One of the most commonly mentioned themes for 2024 is artificial intelligence and generative AI. According to multiple outlooks by several asset managers, next year will build on AI's breakthrough year with increased implementation and monetisation.
But while stocks are still soaring, there are also discussions around the viability of skyrocketing transformational stocks. Last week, we looked at the comparisons between Nvidia (NVDA) and the cautionary tale of Cisco Systems (CSCO) in 1999. However, asset managers remain largely positive, at least for the next year.
Goldman Sachs Asset Management believes in further deployment of AI despite a period of tighter funding environments, with falling inflation helping to boost the investment case. Areas to watch are the semiconductor and semiconductor capital equipment industries, as well as cybersecurity and healthcare. Signs of life in the IPO market will also help spur optimism and allow investors to access new opportunities.
In its outlook, Goldman Sachs says: “We see a disconnect between where most investors are positioned and the most compelling potential opportunities. Investors who look to complement their existing exposure to mega-cap US technology companies with allocations to other, often less well-known, technology firms, may be able to access secular winners that are relatively underappreciated by the broader market.”
HSBC Global Private Banking believes high tech valuations are warranted and is therefore keeping their overweight positions within generative AI and robots in the next year.
“The introduction of a new generation of more advanced AI software combined with the latest optical and sound sensing technologies has substantially expanded the capabilities and therefore the potential applications that can be automated.”
BlackRock, too, is overweight the AI theme in developed market stocks for the next six-to-12-month horizon, expecting it to drive overall US corporate profit growth. There are opportunities across the “technology stack” – layers of technology built on top of each other that enable further innovation, from semiconductors at the bottom, through cloud infrastructure, to data and data infrastructure, to application software at the top.
Simona Paravani-Mellinghoff, global chief investment officer of BlackRock multi-asset strategies and solutions, says: "We think we are somewhere between the first and second layers, with the last one likely coming next. We see the entire tech industry led by a handful of large tech firms pivoting their business focus to AI.
“We also find that investors are ascribing a rising economic value to these patents. Yet not all patents lead to profitable enterprises, and their future value is highly uncertain,” she says.
Lofty Valuations for AI?
Federated Hermes is one of the companies that, while mostly positive, is concerned about AI valuations at lofty levels but explains that this is the typical trajectory for transformational technology – and it is inevitable that headlines will question when the “bubble” will burst.
It adds that next year, the focus on strong AI governance will become more apparent, with a “global, yet fragmented, race towards new regulation – from the EU’s AI Act to China’s Generative AI Regulation”.
Geir Lode, head of global equities at Federated Hermes says: “There will be mistakes, there will be pockets of irrational exuberance, and no doubt the market will at some point step away from these names due to fear rather than fundamentals. We foresee 2024 as the year in which we see the first steps towards AI implementation, helping to turn the hype into reality.”
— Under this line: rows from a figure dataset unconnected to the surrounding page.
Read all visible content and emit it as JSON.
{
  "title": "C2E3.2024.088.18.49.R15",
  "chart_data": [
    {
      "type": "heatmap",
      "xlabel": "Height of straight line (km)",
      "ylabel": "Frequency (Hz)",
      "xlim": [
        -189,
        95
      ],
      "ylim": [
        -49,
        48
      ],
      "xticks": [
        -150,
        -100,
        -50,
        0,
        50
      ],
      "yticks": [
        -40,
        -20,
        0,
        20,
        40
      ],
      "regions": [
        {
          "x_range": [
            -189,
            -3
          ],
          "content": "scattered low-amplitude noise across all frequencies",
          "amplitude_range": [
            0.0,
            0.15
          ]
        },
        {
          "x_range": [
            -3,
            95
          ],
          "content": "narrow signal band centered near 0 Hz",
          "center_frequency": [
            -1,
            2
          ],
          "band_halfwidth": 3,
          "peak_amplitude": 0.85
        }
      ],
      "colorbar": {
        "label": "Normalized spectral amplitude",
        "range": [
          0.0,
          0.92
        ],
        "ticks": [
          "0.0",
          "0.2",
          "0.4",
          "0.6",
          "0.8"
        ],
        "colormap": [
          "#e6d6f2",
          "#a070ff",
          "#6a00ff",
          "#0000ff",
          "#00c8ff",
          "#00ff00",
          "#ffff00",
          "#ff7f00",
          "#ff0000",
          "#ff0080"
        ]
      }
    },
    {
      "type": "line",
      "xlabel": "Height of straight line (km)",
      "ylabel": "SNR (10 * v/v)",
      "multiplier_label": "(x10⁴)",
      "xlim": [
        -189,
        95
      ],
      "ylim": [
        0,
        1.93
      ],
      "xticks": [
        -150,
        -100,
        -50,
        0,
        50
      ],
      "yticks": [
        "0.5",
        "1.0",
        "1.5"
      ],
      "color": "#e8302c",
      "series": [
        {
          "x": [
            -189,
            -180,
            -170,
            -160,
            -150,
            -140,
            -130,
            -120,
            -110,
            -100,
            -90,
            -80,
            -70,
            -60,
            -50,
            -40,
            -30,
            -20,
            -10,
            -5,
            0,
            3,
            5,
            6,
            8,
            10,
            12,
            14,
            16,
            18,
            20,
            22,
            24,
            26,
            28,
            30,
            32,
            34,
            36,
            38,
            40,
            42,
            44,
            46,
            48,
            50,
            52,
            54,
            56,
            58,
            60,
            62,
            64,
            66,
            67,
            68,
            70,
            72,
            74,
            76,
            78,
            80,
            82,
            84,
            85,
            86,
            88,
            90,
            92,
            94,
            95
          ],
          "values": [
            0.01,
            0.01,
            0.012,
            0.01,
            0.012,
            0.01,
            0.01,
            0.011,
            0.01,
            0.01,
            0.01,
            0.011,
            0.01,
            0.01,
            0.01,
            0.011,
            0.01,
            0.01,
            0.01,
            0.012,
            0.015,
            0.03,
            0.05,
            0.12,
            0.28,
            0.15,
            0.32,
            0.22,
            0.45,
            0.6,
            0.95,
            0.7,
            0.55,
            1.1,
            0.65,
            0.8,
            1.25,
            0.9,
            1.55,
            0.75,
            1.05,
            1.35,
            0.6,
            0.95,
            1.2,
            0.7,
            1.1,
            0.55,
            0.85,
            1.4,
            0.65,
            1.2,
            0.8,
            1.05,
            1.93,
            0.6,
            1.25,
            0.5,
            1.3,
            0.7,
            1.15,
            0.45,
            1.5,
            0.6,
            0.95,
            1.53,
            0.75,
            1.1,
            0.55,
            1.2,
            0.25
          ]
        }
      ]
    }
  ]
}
Dutch asset manager Robeco, too, is not yet convinced about the short-term impact of AI. “AI adoption is seen as a potential solution for improving productivity and reducing unit labour costs. However, so far, the supply-side potential from AI adoption has not yet translated into improved productivity figures,” the asset manager says in its outlook.
Goldman Sachs seems to be in the minority in addressing the impact AI will have on financial services and the job security within this sector. It states that AI development is important for the investment industry as the technology allows for quick and accurate processing of vast amounts of larger amounts, more complex, and less structured information.
“We expect it will become increasingly important for investors to leverage new AI techniques to systematically extract information from data to inform investment decisions, particularly in public equity markets. (…) This can be particularly valuable when investing in larger, more dispersed markets, such as small caps or emerging market equities, which have persistent informational inefficiencies.”